On Tuesday, June 2, just one day after sections of the Patriot Act expired, the U.S. Senate passed a new version of the Freedom Act. The newly passed act is expected to reign in domestic surveillance and change the way that data is collected. However, the passage reauthorizes the National Security Agency’s telecommunications collection which was shut down on June 1 due to the expiration of Section 215 of the Patriot Act. Due to the Freedom Act, the collection will continue for another six months because of a “transition period” that the Freedom Act allows.
The Freedom Act does not address crucial aspects of the NSA’s spying capabilities. The 2008 FISA Amendments Act allows government access to and collection of citizens’ communication histories on sites such as Google, Yahoo, Facebook, and Microsoft. Executive Order 12333 also allows for the same capabilities regarding international communication. With both, the government may collect actual content and not just metadata, which the Patriot Act allows. Even though less actual data is gathered with Section 215 of the Patriot Act, Section 215 was ruled unconstitutional last month because metadata can be just as harmful to citizens. Yet broader gathering programs still remain legal.
Other sections of the Patriot Act allow the government to search people’s homes without their notification, label members of activist groups as terrorists, monitor people’s emails and Internet history, put immigrants in jail indefinitely, and share private information about citizens with the Central Intelligence Agency. These are only a few of the abilities that the Patriot Act grants the government.
Along with the six-month “transition period,” the sections of the Patriot Act that expired on June 1 will not necessarily be gone forever. According to The New York Times, “All three of the expired laws contained a so-called grandfather-clause that permits their authority to continue indefinitely for any investigation that had begun before June 1.”
The passing of the Freedom Act is the first large surveillance reform bill since 1978. It is meant to curtail some of the vast spying inflicted on U.S. citizens. However, the Freedom Act does not halt enough of the programs that violate Americans’ privacy.
“The bill leaves many of the government’s most intrusive and overbroad surveillance powers untouched, and it makes only very modest adjustments to disclosure and transparency requirements,” stated Jameel Jaffer, American Civil Liberties Union Deputy Legal Director, after calling the passage of the Freedom Act a “milestone” and an “indication that Americans are no longer willing to give the intelligence agencies a blank check.”
Longtime supporter of domestic surveillance reform, Ore.

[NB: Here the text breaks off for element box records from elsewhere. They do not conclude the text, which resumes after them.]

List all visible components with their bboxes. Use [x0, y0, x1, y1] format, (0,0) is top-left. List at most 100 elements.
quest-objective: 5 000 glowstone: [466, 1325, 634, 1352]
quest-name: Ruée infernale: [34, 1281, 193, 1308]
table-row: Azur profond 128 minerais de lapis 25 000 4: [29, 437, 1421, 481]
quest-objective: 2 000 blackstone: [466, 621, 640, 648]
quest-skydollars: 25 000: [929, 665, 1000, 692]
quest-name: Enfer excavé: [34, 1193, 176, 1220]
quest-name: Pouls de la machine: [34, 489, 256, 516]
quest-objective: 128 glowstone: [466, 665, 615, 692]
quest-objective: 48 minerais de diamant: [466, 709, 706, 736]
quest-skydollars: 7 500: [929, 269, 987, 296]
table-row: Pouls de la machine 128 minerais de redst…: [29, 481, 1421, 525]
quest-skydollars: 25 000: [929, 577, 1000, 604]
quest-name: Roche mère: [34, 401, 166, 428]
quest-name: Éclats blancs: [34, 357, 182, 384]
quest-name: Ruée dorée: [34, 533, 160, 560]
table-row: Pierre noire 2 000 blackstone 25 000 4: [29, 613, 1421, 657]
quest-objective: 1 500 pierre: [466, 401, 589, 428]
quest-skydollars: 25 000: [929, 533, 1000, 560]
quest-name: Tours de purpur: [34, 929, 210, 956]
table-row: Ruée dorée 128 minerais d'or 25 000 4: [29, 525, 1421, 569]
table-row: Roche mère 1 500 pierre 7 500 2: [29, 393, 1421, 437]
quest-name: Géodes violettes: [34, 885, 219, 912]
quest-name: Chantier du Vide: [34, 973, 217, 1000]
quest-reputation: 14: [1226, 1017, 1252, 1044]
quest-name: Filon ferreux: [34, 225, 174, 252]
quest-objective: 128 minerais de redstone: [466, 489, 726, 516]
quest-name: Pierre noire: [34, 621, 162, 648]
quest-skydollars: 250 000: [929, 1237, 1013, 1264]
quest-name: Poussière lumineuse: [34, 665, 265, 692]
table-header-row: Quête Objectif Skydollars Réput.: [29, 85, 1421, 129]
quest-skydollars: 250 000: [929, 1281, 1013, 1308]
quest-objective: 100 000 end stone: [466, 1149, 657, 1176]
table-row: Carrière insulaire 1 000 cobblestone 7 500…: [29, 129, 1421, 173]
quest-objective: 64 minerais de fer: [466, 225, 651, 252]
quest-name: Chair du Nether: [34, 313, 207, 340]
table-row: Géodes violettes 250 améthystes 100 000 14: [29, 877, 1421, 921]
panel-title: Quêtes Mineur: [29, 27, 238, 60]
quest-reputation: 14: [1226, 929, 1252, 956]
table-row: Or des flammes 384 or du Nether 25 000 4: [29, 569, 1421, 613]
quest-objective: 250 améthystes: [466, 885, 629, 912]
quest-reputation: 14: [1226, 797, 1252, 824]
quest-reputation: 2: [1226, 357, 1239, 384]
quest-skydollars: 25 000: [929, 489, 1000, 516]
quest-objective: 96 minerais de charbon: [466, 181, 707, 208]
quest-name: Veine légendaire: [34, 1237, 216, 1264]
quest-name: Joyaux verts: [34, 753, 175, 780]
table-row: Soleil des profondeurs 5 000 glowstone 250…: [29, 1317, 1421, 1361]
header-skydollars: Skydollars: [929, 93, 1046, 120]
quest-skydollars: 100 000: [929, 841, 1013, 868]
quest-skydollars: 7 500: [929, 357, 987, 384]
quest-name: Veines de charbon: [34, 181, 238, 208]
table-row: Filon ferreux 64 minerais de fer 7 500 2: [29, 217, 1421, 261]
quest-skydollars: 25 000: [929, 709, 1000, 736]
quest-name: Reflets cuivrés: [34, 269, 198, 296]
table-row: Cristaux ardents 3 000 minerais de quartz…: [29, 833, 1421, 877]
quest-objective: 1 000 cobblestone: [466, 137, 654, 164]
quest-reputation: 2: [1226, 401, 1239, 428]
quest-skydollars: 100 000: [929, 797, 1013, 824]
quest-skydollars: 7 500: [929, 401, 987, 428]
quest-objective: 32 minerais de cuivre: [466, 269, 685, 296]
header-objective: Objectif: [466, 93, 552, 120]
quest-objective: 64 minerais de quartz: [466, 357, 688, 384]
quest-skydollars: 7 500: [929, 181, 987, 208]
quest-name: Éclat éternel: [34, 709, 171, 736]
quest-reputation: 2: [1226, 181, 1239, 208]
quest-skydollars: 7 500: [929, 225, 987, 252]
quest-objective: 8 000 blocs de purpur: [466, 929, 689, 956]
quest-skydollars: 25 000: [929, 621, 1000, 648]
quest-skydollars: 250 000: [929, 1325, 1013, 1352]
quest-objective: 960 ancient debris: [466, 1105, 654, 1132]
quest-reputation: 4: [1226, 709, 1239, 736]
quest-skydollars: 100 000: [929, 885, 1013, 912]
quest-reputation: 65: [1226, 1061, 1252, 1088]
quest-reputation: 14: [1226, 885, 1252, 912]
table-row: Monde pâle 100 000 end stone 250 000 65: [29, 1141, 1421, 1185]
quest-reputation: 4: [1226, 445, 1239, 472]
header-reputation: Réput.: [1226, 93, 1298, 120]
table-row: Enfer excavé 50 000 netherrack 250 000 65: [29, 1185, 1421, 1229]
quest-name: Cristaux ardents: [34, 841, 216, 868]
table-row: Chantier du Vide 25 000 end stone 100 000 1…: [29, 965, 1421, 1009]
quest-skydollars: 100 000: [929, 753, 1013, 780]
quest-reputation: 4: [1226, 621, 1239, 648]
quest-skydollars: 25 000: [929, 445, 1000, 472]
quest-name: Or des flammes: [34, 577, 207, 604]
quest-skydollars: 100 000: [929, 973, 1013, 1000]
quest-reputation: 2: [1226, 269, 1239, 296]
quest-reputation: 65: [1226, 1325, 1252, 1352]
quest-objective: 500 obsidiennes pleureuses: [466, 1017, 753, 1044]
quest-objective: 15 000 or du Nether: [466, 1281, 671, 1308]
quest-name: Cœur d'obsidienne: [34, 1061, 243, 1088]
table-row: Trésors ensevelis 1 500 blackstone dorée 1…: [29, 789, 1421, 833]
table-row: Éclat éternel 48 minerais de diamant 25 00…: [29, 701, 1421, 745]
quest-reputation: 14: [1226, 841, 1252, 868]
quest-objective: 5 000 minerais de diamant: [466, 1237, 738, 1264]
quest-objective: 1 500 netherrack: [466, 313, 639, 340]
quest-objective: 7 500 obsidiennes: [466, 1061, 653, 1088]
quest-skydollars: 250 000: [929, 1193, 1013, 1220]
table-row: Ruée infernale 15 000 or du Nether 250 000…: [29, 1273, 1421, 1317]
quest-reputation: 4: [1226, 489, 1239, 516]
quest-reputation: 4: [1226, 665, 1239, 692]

Senator Ron Wyden is pleased with the Act, tweeting on June 2, “Passage of USA Freedom is the most significant victory for Americans’ privacy rights in more than a decade.”
However, Wyden recognizes that while the Freedom Act might restrain some spying, the U.S. is a long way away from not being a security state. After the vote, he told reporters, “We’re going to try to close the backdoor search loophole – this is part of the FISA Act and is going to be increasingly important, because Americans are going to have their emails swept up increasingly as global communications systems begin to merge.”
Several senators fear that the Freedom Act will ultimately hurt the U.S. because of the perceived lessening of security. However, much of the communications data that is collected is not relevant to the safety of the U.S. “Incidental collection,” which is legal, is more common than most people think it is. According to a 2014 investigation by The Washington Post, “Ordinary Internet users, American and non-American alike, far outnumber legally targeted foreigners in the communications intercepted by the National Security Agency from U.S. digital networks”
Since 9/11, the security programs on which the U.S. has spent billions of dollars “cannot claim to have thwarted an attack in nearly 14 years of existence,” according to The New York Times.
While the passage of the Freedom Act is a symbolic victory that encourages more domestic surveillance reform in the future, it will not curtail spying nearly as much as the U.S. would need if its citizens are to be free.